The Ministry of Industry and Trade has suggested focusing on easing two bottlenecks in market capacity and cost differences compared with other countries in the region. The top priority is to protect the domestic market through technical barriers in accordance with international commitments, and encourage trade exchanges between regions in order to promote automobile consumption.
From a manufacturer's perspective, Nguyen Trung Hieu, Head of the policy subcommittee of the Vietnam Automobile Manufacturers Association, said development of the supporting industry for domestic automobile manufacturers is hampered by the small market size, lack of raw materials and low technical level. Additional state support is needed to overcome these weaknesses, keep up with other countries, and reduce gaps in production costs through tax rate support.

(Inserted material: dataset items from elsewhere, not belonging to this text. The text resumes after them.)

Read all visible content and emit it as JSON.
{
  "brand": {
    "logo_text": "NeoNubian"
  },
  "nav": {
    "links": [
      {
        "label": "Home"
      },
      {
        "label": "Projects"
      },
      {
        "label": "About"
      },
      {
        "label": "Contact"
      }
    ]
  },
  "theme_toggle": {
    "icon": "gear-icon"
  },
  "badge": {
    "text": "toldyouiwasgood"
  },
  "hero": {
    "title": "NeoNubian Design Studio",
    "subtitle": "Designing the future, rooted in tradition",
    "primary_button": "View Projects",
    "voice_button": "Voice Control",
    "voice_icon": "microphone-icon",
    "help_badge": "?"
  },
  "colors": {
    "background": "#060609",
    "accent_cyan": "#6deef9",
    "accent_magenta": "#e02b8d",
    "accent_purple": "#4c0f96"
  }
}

Given the increasing pressure from imported cars, many companies are also urging preferential policies on component imports.
The Vietnamese automobile market is forecast to reach nearly one million units by 2025, offering growth opportunities for the automobile industry. If Vietnamese enterprises and policy-makers do not make good use of this opportunity, Vietnam's auto-supporting industry will continue to lag behind other countries in the region and domestic enterprises will act mostly as assemblers or small-scale manufacturers.